Die New Yorker Sängerin Suzanne Vega im ausverkauften Kasseler Kulturzelt

Keine Lieder über Liebe

Solo war sie am stärksten: Suzanne Vega bei ihrem Kasseler Auftritt. Foto: Schachtschneider

Kassel. „Dab dab daa dab, dab dab daa dab ...“ Die Besucher des ausverkauften Suzanne-Vega-Konzerts am Samstagabend im Kasseler Kulturzelt werden nun vermutlich immer wieder diese Melodie im Ohr haben, die sich so hartnäckig im Kopf festsetzt.

„Tom’s Diner“, den Riesen-Titel von 1987, eine im Original nur zwei Minuten lange, poetische, wunderschöne A-cappella-Miniatur, sang die gerade 52 Jahre alt gewordene Vega in rauher, ungewohnter Fassung.
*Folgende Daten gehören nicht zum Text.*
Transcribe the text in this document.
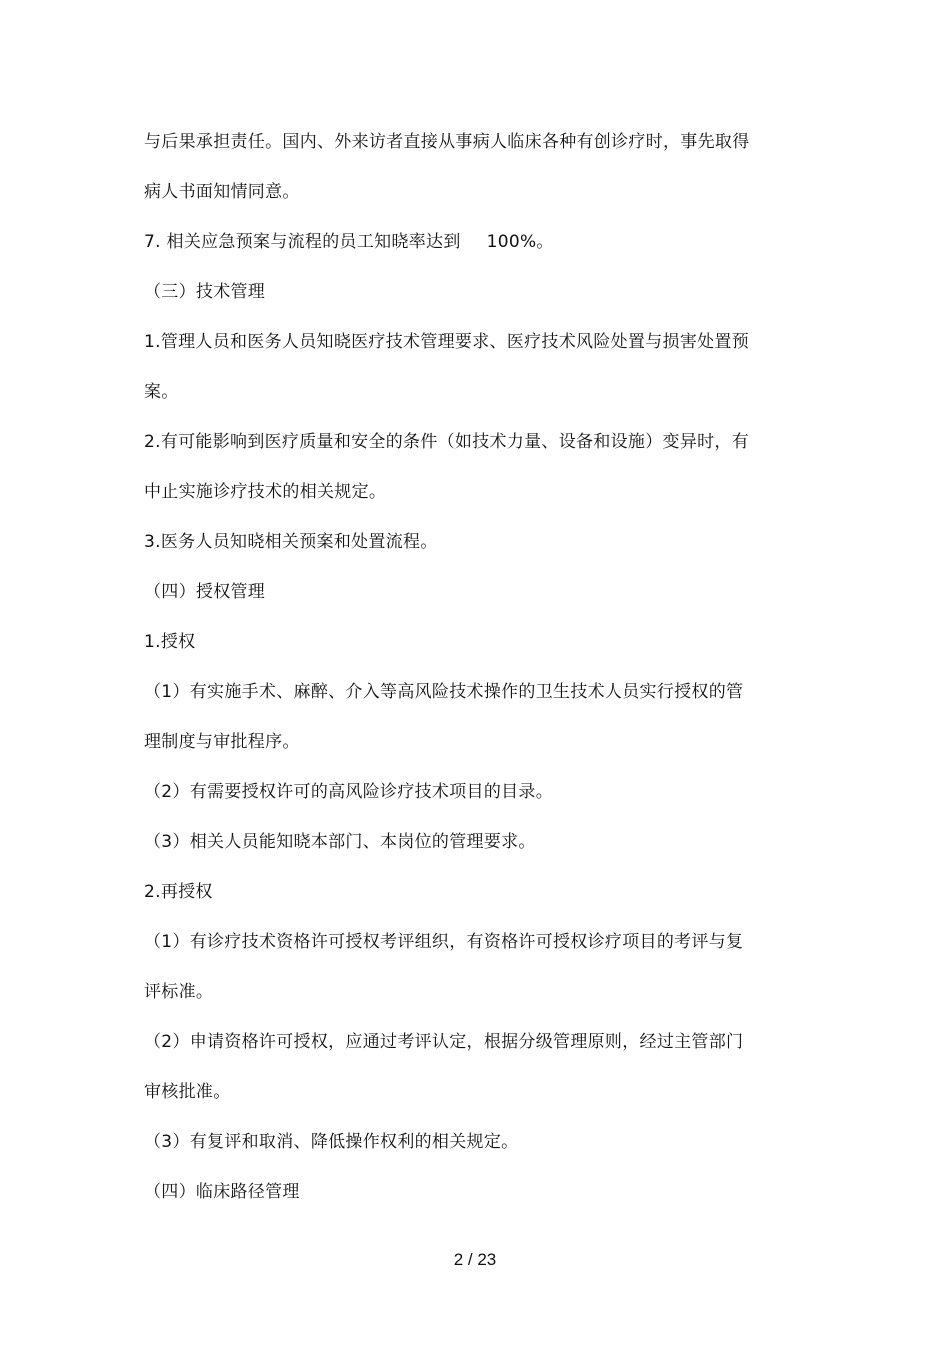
与后果承担责任。国内、外来访者直接从事病人临床各种有创诊疗时，事先取得
病人书面知情同意。
7. 相关应急预案与流程的员工知晓率达到 100%。
（三）技术管理
1.管理人员和医务人员知晓医疗技术管理要求、医疗技术风险处置与损害处置预
案。
2.有可能影响到医疗质量和安全的条件（如技术力量、设备和设施）变异时，有
中止实施诊疗技术的相关规定。
3.医务人员知晓相关预案和处置流程。
（四）授权管理
1.授权
（1）有实施手术、麻醉、介入等高风险技术操作的卫生技术人员实行授权的管
理制度与审批程序。
（2）有需要授权许可的高风险诊疗技术项目的目录。
（3）相关人员能知晓本部门、本岗位的管理要求。
2.再授权
（1）有诊疗技术资格许可授权考评组织，有资格许可授权诊疗项目的考评与复
评标准。
（2）申请资格许可授权，应通过考评认定，根据分级管理原则，经过主管部门
审核批准。
（3）有复评和取消、降低操作权利的相关规定。
（四）临床路径管理
2 / 23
Vorher schnell „Luka“, den anderen großen Hit, als wolle sie die bekanntesten Songs zügig abhandeln.

Tatsächlich ist es lange her, seit ihr Album „Solitude Standing“ Furore machte. Fast 25 Jahre, in denen es ruhiger um die New Yorkerin wurde, die großen kommerziellen Erfolge ausblieben, sie heiratete, eine Tochter bekam, geschieden wurde, wieder heiratete, die Plattenfirma wechselte, ein Theaterstück über die Autorin Carson McCullers schrieb, dazu komponierte sowie ihre Hits neu aufnahm.
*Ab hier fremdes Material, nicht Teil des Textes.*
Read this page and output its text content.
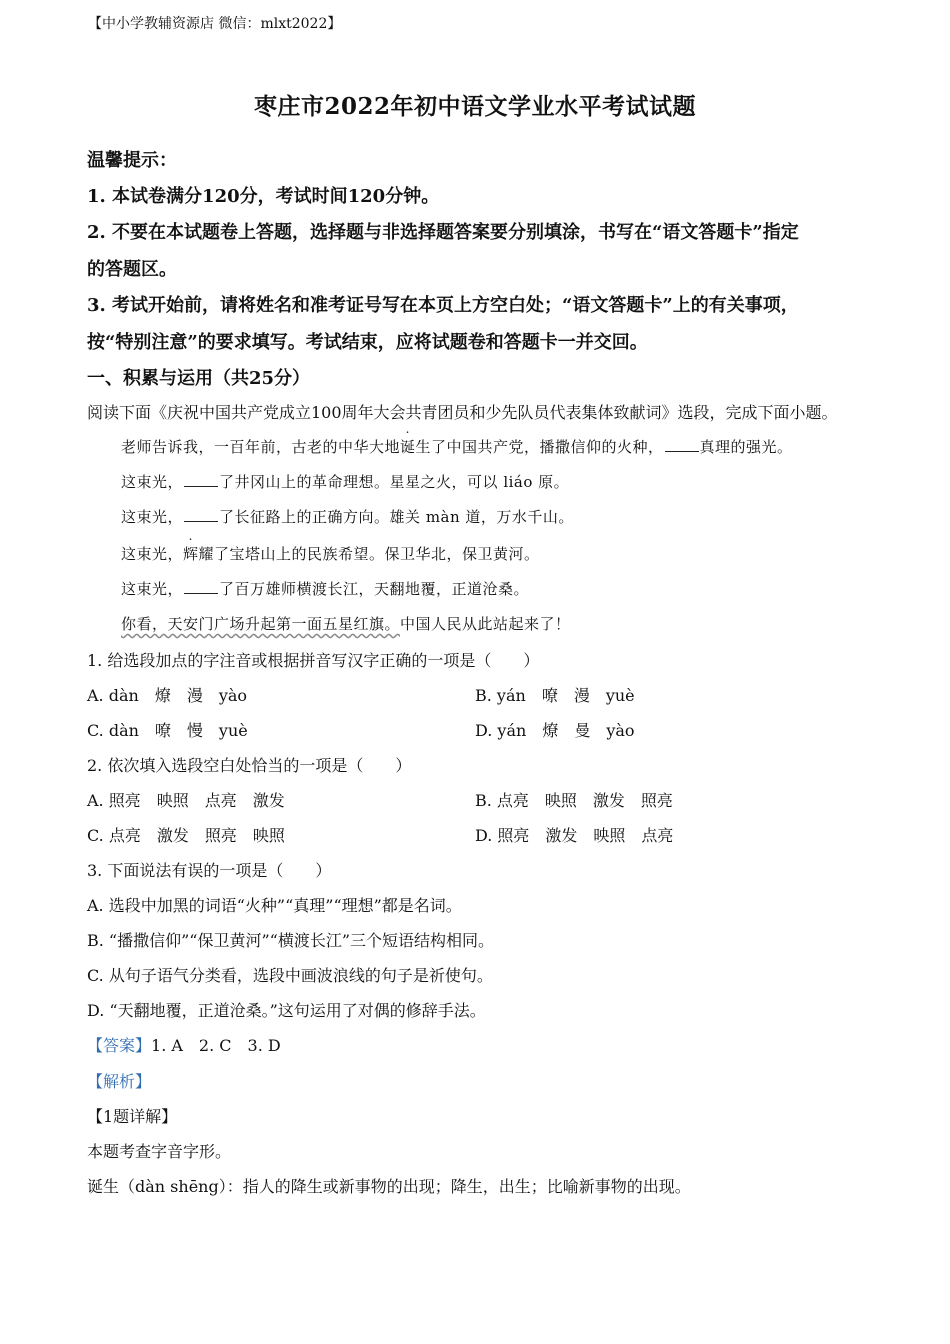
【中小学教辅资源店 微信：mlxt2022】
枣庄市2022年初中语文学业水平考试试题
温馨提示：
1. 本试卷满分120分，考试时间120分钟。
2. 不要在本试题卷上答题，选择题与非选择题答案要分别填涂，书写在“语文答题卡”指定
的答题区。
3. 考试开始前，请将姓名和准考证号写在本页上方空白处；“语文答题卡”上的有关事项，
按“特别注意”的要求填写。考试结束，应将试题卷和答题卡一并交回。
一、积累与运用（共25分）
阅读下面《庆祝中国共产党成立100周年大会共青团员和少先队员代表集体致献词》选段，完成下面小题。
老师告诉我，一百年前，古老的中华大地诞生了中国共产党，播撒信仰的火种， 真理的强光。
这束光， 了井冈山上的革命理想。星星之火，可以 liáo 原。
这束光， 了长征路上的正确方向。雄关 màn 道，万水千山。
这束光，辉耀了宝塔山上的民族希望。保卫华北，保卫黄河。
这束光， 了百万雄师横渡长江，天翻地覆，正道沧桑。
你看，天安门广场升起第一面五星红旗。中国人民从此站起来了！
1. 给选段加点的字注音或根据拼音写汉字正确的一项是（　　）
A. dàn　燎　漫　yào	B. yán　嘹　漫　yuè
C. dàn　嘹　慢　yuè	D. yán　燎　曼　yào
2. 依次填入选段空白处恰当的一项是（　　）
A. 照亮　映照　点亮　激发	B. 点亮　映照　激发　照亮
C. 点亮　激发　照亮　映照	D. 照亮　激发　映照　点亮
3. 下面说法有误的一项是（　　）
A. 选段中加黑的词语“火种”“真理”“理想”都是名词。
B. “播撒信仰”“保卫黄河”“横渡长江”三个短语结构相同。
C. 从句子语气分类看，选段中画波浪线的句子是祈使句。
D. “天翻地覆，正道沧桑。”这句运用了对偶的修辞手法。
【答案】1. A　2. C　3. D
【解析】
【1题详解】
本题考查字音字形。
诞生（dàn shēng）：指人的降生或新事物的出现；降生，出生；比喻新事物的出现。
Jetzt ist Vega also wieder auf Tour. „Ready?“, fragt sie sachlich, ja, alle sind bereit, es kann losgehen. Erklären muss sie noch, dass sie keineswegs nur „Love Songs“ spielen wird, wie das Programm betitelt ist, und ein paar Mal werben, man solle sich auf Facebook mit ihr anfreunden. Ihre keinesfalls gefälligen, mitunter sperrigen Lieder, bei denen sie ihre Wandlungsfähigkeit beweist, handeln gerade auch von der Unmöglichkeit der Liebe - zum Beispiel zwischen Frank Sinatra und Eva Gardner.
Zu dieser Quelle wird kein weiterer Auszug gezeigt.